So what’s the mystery?
Many romances have mystery subplots that take up between three to seventy-five percent of the page count, and the emphasis upon and quality of the mystery is very important to many readers.
As a writer, I’ve found there are three basic ways to include a mystery:
-the incidental mystery (the characters know it’s a mystery and are investigating it, but it’s a pretty minor matter–no murders, nothing huge or life-threatening, etc., etc.)
-the central mystery (something that is central to the lives of the characters or to the characters’ jobs or something else big, which the characters know about and are investigating)
-the accidental mystery (the characters don’t even know thre IS a mystery to be solved because of false assumptions they make at the outset)

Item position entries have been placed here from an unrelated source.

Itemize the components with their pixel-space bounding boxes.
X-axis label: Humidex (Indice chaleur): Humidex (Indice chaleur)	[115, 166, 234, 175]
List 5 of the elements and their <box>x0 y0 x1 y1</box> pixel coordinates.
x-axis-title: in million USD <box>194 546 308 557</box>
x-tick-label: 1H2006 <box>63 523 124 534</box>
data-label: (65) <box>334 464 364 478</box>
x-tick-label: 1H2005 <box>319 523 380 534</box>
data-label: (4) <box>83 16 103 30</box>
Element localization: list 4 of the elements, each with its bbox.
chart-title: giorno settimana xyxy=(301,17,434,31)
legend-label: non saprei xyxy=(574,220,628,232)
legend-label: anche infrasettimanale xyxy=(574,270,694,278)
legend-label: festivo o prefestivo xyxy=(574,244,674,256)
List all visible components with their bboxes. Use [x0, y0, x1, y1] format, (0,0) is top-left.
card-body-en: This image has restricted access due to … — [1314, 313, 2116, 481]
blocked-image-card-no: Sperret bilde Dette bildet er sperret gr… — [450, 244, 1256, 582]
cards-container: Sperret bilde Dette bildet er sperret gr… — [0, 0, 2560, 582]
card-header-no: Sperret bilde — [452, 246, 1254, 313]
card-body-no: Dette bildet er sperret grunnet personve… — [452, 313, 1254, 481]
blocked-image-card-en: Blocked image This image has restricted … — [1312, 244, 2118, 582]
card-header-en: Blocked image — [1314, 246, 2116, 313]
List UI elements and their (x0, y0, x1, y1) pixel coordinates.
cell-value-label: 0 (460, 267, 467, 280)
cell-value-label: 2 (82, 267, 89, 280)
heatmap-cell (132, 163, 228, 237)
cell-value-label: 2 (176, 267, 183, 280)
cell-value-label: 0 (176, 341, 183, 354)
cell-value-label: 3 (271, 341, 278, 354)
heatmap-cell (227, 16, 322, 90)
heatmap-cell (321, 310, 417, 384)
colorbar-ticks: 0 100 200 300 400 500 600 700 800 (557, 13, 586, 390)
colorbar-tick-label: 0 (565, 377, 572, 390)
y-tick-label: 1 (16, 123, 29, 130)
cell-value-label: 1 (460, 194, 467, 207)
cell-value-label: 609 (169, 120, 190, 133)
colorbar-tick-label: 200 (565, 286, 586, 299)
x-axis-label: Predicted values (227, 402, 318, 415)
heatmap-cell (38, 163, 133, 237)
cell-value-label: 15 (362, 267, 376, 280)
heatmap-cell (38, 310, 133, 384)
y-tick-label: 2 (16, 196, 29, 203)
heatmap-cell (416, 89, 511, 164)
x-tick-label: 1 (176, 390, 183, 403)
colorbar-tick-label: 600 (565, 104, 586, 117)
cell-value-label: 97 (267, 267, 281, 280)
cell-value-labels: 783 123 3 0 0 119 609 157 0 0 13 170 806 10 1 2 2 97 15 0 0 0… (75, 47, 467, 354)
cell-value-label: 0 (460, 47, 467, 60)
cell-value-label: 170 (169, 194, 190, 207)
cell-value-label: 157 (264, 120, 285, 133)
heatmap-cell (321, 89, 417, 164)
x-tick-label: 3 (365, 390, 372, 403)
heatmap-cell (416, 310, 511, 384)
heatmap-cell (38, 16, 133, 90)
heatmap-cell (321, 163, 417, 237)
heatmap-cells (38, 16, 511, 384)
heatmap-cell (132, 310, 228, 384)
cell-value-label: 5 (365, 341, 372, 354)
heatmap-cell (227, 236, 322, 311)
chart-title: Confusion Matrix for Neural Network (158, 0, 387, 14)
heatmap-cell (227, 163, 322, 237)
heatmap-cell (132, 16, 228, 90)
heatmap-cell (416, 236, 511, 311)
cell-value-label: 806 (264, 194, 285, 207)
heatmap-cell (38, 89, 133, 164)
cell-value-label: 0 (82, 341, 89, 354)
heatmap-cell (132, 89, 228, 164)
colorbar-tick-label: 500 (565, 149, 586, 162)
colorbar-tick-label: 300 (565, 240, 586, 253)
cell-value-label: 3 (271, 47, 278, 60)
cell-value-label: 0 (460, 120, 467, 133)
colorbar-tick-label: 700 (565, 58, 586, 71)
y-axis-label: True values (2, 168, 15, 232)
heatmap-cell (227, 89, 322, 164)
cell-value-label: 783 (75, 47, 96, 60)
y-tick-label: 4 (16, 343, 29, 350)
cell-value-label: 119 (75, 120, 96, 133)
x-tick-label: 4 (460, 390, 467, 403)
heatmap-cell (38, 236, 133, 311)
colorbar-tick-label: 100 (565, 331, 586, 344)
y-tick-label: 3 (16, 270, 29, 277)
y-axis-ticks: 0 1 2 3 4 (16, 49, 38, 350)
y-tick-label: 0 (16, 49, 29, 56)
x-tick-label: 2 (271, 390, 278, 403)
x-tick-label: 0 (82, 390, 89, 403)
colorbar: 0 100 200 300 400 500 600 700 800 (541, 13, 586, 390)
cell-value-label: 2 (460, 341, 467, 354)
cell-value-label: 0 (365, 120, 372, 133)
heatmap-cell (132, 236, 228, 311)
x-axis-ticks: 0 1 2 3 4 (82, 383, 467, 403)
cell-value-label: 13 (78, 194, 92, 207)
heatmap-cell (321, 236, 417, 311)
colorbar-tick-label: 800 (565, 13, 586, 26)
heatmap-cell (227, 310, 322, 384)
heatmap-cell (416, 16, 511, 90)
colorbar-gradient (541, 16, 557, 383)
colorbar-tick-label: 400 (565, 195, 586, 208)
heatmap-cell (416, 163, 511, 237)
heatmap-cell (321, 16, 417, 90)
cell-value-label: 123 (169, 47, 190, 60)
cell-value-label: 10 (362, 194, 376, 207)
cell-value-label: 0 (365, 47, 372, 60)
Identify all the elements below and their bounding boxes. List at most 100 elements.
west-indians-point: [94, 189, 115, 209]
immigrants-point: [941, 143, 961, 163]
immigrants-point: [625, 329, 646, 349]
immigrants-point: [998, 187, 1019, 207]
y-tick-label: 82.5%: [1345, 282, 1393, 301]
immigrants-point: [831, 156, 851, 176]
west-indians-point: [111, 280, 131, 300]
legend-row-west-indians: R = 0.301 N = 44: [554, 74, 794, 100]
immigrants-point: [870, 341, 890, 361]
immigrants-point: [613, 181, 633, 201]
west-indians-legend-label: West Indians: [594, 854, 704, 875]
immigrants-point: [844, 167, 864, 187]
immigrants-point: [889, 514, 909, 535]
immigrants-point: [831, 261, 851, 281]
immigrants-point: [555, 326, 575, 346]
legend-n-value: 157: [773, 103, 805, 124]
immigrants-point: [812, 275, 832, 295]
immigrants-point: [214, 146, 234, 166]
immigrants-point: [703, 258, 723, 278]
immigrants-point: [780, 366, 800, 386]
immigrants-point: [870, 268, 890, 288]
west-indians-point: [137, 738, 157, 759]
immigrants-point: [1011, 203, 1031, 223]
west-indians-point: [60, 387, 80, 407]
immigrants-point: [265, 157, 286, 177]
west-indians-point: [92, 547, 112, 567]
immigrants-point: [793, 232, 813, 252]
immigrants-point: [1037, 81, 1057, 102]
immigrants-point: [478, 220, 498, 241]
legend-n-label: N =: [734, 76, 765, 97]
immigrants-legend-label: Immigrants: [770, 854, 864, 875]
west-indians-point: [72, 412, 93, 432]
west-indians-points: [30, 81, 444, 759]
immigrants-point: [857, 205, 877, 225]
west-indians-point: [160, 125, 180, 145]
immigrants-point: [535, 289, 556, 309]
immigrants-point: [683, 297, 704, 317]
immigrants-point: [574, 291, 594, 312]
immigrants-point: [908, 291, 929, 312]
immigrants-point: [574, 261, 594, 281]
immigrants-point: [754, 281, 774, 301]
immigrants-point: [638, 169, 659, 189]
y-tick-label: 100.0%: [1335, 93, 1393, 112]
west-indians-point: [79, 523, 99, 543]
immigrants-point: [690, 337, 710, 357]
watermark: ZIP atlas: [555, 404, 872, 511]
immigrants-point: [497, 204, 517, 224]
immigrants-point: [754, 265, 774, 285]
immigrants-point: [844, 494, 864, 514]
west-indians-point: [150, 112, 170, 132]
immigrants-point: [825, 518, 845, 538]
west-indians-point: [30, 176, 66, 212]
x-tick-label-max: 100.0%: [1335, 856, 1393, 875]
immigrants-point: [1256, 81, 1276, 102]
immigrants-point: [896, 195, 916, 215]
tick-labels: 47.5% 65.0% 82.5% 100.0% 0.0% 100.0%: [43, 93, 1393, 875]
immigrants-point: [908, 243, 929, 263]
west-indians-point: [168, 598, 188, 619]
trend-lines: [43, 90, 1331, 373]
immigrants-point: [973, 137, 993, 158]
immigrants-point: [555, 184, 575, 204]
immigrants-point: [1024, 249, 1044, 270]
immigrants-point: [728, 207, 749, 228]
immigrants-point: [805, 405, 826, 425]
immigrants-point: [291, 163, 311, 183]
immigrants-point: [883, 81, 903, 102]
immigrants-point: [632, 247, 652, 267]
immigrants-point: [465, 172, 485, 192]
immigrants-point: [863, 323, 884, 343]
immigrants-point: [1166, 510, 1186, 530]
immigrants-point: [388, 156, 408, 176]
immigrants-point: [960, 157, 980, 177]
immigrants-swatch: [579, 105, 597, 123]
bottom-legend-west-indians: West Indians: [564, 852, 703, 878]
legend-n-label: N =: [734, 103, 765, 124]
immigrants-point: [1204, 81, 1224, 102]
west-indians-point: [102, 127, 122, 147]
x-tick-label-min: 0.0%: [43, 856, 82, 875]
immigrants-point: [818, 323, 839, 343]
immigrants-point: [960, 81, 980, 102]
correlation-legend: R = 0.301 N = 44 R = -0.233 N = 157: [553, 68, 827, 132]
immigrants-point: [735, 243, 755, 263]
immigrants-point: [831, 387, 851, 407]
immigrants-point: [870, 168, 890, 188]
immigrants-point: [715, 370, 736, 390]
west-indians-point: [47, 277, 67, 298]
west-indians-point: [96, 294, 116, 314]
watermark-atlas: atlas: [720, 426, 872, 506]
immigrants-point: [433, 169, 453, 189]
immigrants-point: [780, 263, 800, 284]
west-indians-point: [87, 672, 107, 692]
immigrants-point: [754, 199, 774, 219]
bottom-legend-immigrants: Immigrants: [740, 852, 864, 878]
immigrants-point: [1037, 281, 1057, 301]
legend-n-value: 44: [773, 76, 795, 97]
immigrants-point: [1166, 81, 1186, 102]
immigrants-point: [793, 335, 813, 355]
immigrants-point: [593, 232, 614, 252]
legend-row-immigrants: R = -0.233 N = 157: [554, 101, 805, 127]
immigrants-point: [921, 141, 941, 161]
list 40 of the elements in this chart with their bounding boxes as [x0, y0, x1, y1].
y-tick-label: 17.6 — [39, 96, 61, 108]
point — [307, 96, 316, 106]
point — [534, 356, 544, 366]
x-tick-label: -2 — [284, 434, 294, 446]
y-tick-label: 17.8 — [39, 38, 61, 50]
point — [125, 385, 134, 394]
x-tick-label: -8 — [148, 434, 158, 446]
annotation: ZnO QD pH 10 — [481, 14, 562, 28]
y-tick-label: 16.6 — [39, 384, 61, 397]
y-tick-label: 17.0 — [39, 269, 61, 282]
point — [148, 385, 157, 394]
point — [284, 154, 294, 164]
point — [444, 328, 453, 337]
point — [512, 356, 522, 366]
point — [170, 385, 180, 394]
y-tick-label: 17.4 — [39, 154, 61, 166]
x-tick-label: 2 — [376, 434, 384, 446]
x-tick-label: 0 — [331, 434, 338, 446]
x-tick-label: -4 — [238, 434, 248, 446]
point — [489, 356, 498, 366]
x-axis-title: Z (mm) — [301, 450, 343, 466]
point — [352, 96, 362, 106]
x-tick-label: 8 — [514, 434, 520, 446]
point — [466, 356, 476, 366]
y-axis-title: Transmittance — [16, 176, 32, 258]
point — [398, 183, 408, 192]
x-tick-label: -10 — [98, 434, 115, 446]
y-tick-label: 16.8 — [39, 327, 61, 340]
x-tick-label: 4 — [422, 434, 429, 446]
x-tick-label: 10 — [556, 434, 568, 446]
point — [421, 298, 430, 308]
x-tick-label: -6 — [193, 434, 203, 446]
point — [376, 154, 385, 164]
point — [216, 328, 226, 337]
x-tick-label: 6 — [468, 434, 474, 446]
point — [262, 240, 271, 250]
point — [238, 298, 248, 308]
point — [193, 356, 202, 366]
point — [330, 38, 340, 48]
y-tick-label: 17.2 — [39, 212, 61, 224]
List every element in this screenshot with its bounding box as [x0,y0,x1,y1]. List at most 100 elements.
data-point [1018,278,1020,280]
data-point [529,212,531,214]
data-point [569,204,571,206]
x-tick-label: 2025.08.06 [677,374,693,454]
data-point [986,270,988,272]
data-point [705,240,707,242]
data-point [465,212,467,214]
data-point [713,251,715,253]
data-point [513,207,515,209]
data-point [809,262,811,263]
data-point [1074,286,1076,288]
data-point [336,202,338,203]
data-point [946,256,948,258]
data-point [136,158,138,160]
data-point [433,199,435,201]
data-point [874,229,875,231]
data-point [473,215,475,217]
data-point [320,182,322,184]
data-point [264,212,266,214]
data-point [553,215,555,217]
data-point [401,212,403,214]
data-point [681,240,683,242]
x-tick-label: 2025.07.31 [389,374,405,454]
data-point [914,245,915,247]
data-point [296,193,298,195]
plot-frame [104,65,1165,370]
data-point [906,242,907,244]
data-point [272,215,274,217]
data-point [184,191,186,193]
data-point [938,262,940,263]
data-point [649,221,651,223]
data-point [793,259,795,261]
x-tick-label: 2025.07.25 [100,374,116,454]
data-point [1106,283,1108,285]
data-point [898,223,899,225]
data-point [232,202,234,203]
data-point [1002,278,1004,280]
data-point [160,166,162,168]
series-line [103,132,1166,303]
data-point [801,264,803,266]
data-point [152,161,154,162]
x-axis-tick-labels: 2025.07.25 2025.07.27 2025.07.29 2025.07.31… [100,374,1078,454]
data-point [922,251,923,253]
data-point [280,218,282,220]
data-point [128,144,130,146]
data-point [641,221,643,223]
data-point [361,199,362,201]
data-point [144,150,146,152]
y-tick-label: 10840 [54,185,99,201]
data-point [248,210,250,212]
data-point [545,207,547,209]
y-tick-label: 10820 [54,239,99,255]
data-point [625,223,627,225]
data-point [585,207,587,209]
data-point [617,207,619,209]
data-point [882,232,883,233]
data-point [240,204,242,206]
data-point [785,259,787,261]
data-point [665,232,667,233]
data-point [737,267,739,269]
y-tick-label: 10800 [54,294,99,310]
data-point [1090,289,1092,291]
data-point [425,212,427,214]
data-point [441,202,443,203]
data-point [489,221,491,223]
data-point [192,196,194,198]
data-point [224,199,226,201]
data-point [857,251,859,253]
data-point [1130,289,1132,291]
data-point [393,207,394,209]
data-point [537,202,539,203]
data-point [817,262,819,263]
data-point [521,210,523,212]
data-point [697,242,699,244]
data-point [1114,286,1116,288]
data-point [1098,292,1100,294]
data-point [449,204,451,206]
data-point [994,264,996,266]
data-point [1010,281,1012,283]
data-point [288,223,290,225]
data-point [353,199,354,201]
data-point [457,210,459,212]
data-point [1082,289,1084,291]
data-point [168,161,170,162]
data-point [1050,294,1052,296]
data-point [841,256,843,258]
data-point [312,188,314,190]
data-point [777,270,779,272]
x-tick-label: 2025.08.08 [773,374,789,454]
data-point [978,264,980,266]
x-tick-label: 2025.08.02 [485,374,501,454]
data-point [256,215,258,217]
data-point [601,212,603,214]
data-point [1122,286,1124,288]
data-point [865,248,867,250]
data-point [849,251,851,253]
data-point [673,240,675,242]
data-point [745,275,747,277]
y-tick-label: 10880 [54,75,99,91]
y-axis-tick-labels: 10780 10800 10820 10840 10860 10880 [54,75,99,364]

Most classic romantic suspense have a central mystery. There is a serial killer on the loose, or a bank robber, or someone is trying to ruin one of the characters’ lives for mysterious reasons. As far as mysteries go, these must be the most solid and generally take up the longest page count. When the characters are being chased by the Mafia and yet decided to take a minivacation and spend three days falling in love and talking about their childhoods rather than figure out why they’re being chased or getting to a safe place, the credibility of the mystery–or of the characters’ intelligence–is stretched to the breaking point. With central mysteries, the characters should be focused upon the solving of the mystery as a life-and-death issue and everythign else, including the characters’ love lives, should be portrayed in reference to the mystery until it is solved. Nothing kills romantic suspense like the characters forgetting avout the suspense.
The incidental mystery is very common in all sorts of romance. All Night Long by Michelle Jerott is a great example of a truly excellent incidental mystery romance. The heroine is investigating to supposed desertion of a Civil War soldier–not exactly time-critical material here, but interesting and plenty to provide a good push for the plot. Most Amanda Quick books also have an incidental mystery, though sometimes they become dangerous enough to need to move toward central mystery status. A good fourth of all romances probably contain some incidental mystery element.
The accidental mystery is the rarest but is one of my favorites. *g* Jenny Cruisie often writes them–though Tell Me Lies has a murder plot that might be a central mystery if written by someone else, but the ignorance of the main character about the mystery for a large part of the book and the fact that she really doesn’t care much about the murder victim (however much she might be expected to under normal circumstances) makes it a true accidental mystery. If the main characters are entirely ignorant of any diabolical schemes for a large part of the story, then until the moment of revelation, the story is often an accidental mystery that transforms into either a central or an incidental mystery at the moment of revelation.
I’ve only used one of these–the accidental mystery. I had a story that needed most of the emphasis on the characters and their interactions but also needed a mystery-like crisis, so the accidental mystery fit the bill perfectly. One curious characteristic of accidental mysteries is that often, if you know it’s a mystery from the start and don’t get swept up in the character’s assuptions, these mysteries tend to be fairly straightforward, and, in fact, can get away with being the most simplistic. But that’s not the point to these mysteries. The characters’ ignorance of the presence of the mystery at all means that, though the pieces are usually all laid out, the reader isn’t led to puzzle over themto figure out a known ‘whodunit’ but to discover the truth with the same sort of surprise that the character does. And then go, “Of COURSE!” That’s the trick to writing accidental mysteries. It must be obvious enough that readers see it clearly in retrospect yet written in such a way that the mystery takes the readers by surprise. You can’t always be successful, of course. In my accidental mystery, about 5% of readers guessed it immediately and about 5% thought that the solution came out of the blue and had no support whatsoever. *g* But the beauty to the accidental mystery is that even if it doesn’t work for someone, the story can still work just fine.